Monday 16 January 2017

Review Wish List


Wish List
by Katherine Soper

Stand And Deliver
https://royalcourttheatre.com/

Are we all now living in a pipe dream Wish List economy since state terminology changed us from citizens to customers?

From the health service, through education,  the workplace and benefits' system, dominated by  computerization and the internet,  Katherine Soper's Bruntwood prize-winning play Wish List strikes a timely Kafkaesque note

Agency worker Tamsn (Erin Doherty) is setting off for her first day at a fulfilment centre. No, it's not a place where all her dreams will be fulfilled but the storage and packing warehouse of an internet mail order company.
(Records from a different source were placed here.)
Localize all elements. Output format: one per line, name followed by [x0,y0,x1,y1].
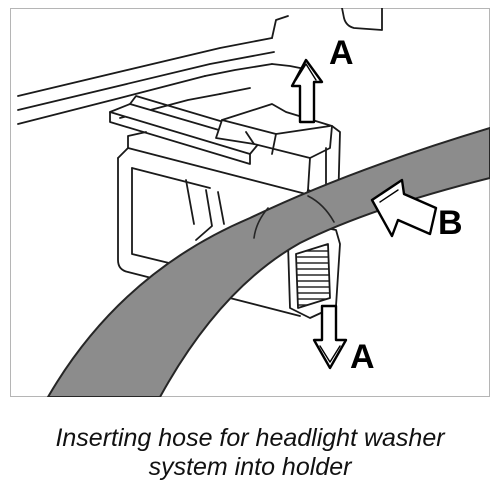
caption-line-2: system into holder [148,453,352,481]
figure-caption: Inserting hose for headlight washer syst… [0,424,500,482]
callout-label-b: B [438,204,463,242]
arrow-up-icon [290,58,324,124]
callout-label-a-bottom: A [350,338,375,376]
hose-holder-illustration: A B A [10,8,490,397]
caption-line-1: Inserting hose for headlight washer [55,424,445,452]
arrow-diagonal-icon [370,178,438,238]
arrow-down-icon [312,304,348,370]
callout-label-a-top: A [329,34,354,72]
holder-latch-lower [287,225,341,319]
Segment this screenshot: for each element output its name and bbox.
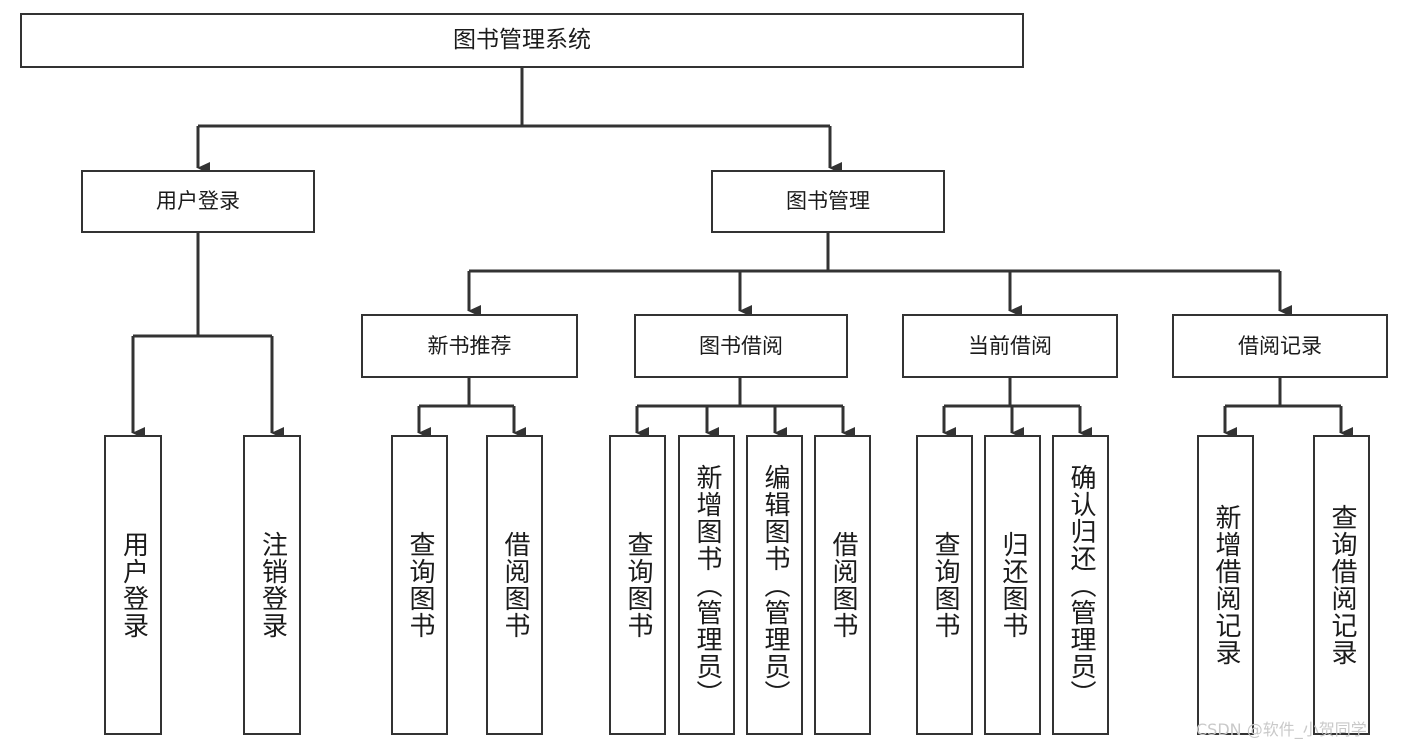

She's taken a zero-hours' contract job while her mentally ill younger brother Dean (Joseph Quinn) has had his benefits suspended and possibly taken away altogether.

Allocated a role packaging goods from the conveyor belt,  she finds the heat is on - both literally and figuratively in the oppressively hot working conditions.

She dons the hi-vis vest and uncomfortable plastic boots provided but it's a job where she's just as much a consumer as a worker, paying for a locker and accruing points, although these are not for loyalty but penalties working like warnings which can lead to dismissal.

And rather than simply being computer programmed, the productivity targets seem deliberately set up for failure and to keep the worker psychologically cowed.

Even though they are in competition, she forms a bond with fellow worker Luke (Shaquille Ali-Yebuah). He can afford to be more of more ducker and diver, indulging in apparently undetected petty theft from the firm and covering for Tamsin's relatively inept efforts. For he is off to join another, but less bottom-of-the-pile, conveyor belt, to college and a job in the ambulance service.

Directed by Matthew Xia, Erin Doherty gives a finely tuned performance as Tamsin, a teen dealing with problems which would break many a seasoned adult. Ali-Yebuah has a boyish charm as co-worker and her brother's former schoolmate Luke.

This is in some ways a perfunctory play with plenty of facts written to a template with a seemingly realistic structure giving way to something more fantastical after a bout of drinking, a dream and with the now almost-obligatory-in-new-writing rendition of a song from recent pop culture, in this case Meatloaf's Bat Out Of Hell.

There are also elements which beg basic practical questions. Wouldn't Tamsin have gone to the Citizens Advice Bureau rather than trying to cope alone? Where is Dean's GP? How can Dean afford an internet connection and to keep a bank account as well as the copious amounts of hair gel he orders for his obsessive compulsive disorder? It does sometimes radiate an actorly concentration on character at the expense of some of the practicalities.

Nevertheless, it's the arrangement of ideas behind this play that does herald an original voice, even if the execution of the script feels a little clumsy and the play overlong. There is a clever merging of school, the health service, benefits' system and the warehouse work - in short, much of life - in a bingo game of chance and cheating.

It also reminded TLT that in the 1950s a flurry of time-and-motion style baby "experts" advised, impossibly, that babies should only be fed and picked up at set times and other mechanical tips.  Ready, some critics of this type of parenting said, for working in factories.

It seems that the times have come full circle in this twenty first century play without the increasing affluence that accompanied the post Second World War economy. It's an upper range amber light for a promising debut play from a writer who brings an understanding of how this working environment is now  moulding lives outside the warehouses in a work-unfair state.